A Cantada e o Bom Negócio
“... Para não expor nossos defeitos acabamos comprando gato por lebre...”
Já andava com saudades dos "Causos"do mundo sertanejo que conheci pelas narrações do Chico Português (meu pai), Manéarbino, trabalhador , hábil no manejo da foice e do macahado, participou do desbravamento do Norte do Paraná. Trabalhava de terça a sexta. O tempo restante passava no patrimônio de Roseta bebendo pinga. Só contava "Causos" quando estava longe da "marvada". E ainda tinha o Zé Olímpio que tinha fama de ser contador de mentiras... Mas é por aí que vamos...
O "Causo"a seguir não sei direito sua origem. Não sei se li ou se "escuitei". Seguem as características dos personagens:
Zeferino - Matuto de origem remota de família nordestina, (daí seu nome). Dono de um bom pedaço de terras, de cujas escrituras nunca ninguém teve notícias. Correr as divisas era impossível, (até por que não precisava). Criava gado, sem raça, soltos naquele mundão. Muitos cavalos pra lida e pro transporte. E burros pra trabalho na lavourinha de milho, arroz, feijão etc. É lógico que pra fazer fartura tinha porcos, galinhas, patos e perus. Enfim uma propriedade igual a uma infinidade de outras na região. Gostava de andar num "cavalão", bem arreado, com muitas argolas para servir de enfeite. Era, para a época, considerado maduro, com mais ou menos 35 anos. Embora casado há mais de 3 anos não tinha filhos. Ninguém sabia por quê.

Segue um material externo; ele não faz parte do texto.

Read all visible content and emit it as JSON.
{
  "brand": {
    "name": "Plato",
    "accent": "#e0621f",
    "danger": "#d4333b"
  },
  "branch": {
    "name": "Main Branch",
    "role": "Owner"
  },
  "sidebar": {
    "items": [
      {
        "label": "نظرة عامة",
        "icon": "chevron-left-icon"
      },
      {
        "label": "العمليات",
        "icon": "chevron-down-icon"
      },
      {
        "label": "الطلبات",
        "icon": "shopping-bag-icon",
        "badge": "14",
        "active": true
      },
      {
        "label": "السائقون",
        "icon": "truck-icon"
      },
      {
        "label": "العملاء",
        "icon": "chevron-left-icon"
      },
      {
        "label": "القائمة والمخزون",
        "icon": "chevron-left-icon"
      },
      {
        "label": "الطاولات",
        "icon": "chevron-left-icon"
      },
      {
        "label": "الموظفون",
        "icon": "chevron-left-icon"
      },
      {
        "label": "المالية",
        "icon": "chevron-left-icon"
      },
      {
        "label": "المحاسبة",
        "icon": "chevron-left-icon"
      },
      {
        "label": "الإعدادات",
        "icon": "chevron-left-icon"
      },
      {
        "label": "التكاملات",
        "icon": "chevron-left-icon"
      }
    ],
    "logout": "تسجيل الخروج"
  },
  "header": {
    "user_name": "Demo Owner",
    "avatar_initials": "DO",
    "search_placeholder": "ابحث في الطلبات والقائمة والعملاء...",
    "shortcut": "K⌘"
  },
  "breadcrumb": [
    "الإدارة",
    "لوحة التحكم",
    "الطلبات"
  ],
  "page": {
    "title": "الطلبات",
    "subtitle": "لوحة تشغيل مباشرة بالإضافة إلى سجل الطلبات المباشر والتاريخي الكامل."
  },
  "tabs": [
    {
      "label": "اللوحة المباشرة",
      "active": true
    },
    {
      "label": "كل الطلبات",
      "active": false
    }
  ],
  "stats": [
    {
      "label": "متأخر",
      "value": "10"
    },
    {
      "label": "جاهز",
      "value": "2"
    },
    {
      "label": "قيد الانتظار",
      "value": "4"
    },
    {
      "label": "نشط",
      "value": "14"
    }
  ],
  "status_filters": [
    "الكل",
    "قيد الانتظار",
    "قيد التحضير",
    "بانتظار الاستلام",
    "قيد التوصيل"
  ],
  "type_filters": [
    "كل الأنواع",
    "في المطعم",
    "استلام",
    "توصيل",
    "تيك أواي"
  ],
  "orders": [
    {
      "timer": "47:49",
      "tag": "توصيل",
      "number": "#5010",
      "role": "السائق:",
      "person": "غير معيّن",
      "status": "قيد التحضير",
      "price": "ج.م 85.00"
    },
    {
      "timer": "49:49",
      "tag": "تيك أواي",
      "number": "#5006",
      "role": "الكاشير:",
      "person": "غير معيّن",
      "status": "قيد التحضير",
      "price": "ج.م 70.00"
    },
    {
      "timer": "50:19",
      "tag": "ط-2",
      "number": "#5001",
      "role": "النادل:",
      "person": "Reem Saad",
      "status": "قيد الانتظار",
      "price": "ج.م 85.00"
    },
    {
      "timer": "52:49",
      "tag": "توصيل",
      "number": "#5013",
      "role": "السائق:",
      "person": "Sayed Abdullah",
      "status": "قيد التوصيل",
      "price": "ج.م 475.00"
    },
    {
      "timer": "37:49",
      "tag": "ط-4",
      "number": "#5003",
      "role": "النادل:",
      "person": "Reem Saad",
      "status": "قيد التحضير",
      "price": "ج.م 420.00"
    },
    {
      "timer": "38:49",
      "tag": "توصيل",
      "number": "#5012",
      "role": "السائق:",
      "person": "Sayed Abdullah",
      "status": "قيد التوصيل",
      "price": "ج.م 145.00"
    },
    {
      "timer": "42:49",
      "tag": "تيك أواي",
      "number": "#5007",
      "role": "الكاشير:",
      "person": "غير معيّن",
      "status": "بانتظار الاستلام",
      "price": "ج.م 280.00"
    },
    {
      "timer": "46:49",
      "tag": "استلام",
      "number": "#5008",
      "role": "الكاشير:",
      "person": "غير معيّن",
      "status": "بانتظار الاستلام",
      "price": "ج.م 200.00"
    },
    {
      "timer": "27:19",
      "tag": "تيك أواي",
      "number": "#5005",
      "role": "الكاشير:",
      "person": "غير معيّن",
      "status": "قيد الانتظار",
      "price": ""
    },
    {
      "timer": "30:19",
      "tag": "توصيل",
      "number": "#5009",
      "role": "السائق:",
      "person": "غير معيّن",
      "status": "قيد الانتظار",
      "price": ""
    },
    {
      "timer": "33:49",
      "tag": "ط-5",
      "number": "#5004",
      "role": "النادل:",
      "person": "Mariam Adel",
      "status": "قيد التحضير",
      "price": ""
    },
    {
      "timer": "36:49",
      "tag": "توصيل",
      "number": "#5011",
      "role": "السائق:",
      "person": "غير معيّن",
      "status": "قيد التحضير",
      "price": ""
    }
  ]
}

Nica (Ana Maria) - 20 anos. Muito bem casada com Zeferino, por quem nutria muito respeito e, quem sabe, amor. Era muito bonita. Morena clara, alta, esguia, cabelos negros e sempre brilhantes por natureza. Olhos claros, entre o azul e verde. inteligentíssima. Muito conversadeira e desembaraçada. Gentil e alegre. Tratava com muita simplicidade os camaradas (trabalhadores agregados à sua propriedade). Sempre parolava sobre tudo com todos.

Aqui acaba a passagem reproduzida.